Publié le 16 octobre 2025 à 16h22. Un homme de 57 ans a été condamné à 14 ans de prison et à une mesure de sûreté avec traitement obligatoire pour le meurtre de son ex-compagne, commis l’année dernière dans la ville de Hardenberg.
Un homme de 57 ans, originaire de Schoonebeek, dans la province de Drenthe, a été reconnu coupable du meurtre de son ex-compagne et condamné à quatorze ans de prison, assortis d’une mesure de sûreté avec traitement obligatoire (TBS). Le drame s’est déroulé l’année dernière sur le parking d’un centre pour enfants à Hardenberg, dans la province d’Overijssel, où la victime, âgée de 53 ans, était employée.

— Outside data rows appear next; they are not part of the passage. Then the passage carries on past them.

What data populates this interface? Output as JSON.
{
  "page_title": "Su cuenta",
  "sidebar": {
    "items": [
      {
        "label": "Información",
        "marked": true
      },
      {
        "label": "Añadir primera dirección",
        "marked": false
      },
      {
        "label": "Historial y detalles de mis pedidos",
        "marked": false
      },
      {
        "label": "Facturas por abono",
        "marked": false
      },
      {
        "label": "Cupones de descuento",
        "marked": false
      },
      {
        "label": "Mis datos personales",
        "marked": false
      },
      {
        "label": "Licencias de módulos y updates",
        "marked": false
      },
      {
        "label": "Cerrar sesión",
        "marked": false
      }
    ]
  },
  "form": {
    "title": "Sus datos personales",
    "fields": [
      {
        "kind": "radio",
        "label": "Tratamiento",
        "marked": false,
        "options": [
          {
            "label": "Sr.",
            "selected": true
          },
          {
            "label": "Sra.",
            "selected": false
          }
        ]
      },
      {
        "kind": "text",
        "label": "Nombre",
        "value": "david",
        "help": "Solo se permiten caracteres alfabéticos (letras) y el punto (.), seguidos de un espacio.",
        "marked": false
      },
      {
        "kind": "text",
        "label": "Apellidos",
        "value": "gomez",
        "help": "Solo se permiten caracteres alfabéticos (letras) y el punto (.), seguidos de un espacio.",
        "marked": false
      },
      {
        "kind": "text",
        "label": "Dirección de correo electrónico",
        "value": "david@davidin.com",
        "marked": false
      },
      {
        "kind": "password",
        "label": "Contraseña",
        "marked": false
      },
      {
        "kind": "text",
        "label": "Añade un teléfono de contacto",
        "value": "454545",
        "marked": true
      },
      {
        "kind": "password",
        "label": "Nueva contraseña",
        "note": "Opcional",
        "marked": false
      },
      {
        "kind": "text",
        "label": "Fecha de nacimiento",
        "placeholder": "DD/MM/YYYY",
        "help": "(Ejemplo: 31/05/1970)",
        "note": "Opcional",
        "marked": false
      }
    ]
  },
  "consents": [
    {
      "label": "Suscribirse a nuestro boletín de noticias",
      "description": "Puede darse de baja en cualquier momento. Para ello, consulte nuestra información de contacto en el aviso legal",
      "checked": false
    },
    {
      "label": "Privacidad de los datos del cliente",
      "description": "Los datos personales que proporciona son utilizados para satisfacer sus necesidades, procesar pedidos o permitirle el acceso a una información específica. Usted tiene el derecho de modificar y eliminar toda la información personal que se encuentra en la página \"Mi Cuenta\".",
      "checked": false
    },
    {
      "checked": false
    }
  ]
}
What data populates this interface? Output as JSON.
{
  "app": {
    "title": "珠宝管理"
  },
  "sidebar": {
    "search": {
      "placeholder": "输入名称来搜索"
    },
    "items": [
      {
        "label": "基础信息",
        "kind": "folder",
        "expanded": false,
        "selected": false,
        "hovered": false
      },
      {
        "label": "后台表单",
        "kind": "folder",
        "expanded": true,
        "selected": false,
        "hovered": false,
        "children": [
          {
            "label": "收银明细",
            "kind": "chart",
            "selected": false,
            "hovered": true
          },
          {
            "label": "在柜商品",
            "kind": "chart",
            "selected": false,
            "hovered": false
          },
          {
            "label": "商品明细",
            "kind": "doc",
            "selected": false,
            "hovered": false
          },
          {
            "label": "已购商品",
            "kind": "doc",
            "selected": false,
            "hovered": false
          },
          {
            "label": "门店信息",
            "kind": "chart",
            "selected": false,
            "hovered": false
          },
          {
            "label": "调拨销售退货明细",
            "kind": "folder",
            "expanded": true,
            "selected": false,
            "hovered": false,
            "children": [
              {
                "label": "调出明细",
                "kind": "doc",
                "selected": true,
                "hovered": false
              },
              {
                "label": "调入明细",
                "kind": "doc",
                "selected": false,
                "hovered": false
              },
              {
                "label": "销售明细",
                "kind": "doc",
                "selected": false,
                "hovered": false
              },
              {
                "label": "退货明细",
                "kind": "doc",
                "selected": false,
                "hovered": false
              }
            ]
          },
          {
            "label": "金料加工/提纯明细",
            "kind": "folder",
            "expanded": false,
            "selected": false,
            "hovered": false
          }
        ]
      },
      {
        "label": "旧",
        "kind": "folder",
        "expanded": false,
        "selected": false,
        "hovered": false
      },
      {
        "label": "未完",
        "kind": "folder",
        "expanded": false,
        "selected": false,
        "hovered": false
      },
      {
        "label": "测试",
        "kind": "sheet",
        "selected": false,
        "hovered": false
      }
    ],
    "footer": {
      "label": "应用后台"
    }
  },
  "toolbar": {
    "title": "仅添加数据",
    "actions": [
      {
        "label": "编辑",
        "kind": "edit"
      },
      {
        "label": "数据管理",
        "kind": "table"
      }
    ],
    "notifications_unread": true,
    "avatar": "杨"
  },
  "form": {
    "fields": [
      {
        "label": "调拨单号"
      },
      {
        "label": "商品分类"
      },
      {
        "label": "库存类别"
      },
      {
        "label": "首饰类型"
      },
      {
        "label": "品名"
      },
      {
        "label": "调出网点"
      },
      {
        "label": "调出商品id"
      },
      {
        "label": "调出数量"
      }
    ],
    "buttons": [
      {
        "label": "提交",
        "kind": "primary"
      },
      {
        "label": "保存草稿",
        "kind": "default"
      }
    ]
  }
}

Selon le tribunal, l’accusé, Hans H., avait méticuleusement préparé son acte et l’a exécuté sans hésitation. Il a été reconnu coupable d’homicide volontaire, une qualification confirmée par la demande du ministère public.
Le jour du meurtre, l’homme avait loué un véhicule et s’était muni de plusieurs couteaux. Il avait également acquis un téléphone portable non traçable. Il avait attendu sa victime, l’avait forcée à s’arrêter, brisé la vitre de sa voiture, puis l’avait agressée à plusieurs reprises avec une arme blanche, lui infligeant plus de vingt coups de couteau. La femme est décédée des suites de ses blessures alors qu’elle était transportée à l’hôpital.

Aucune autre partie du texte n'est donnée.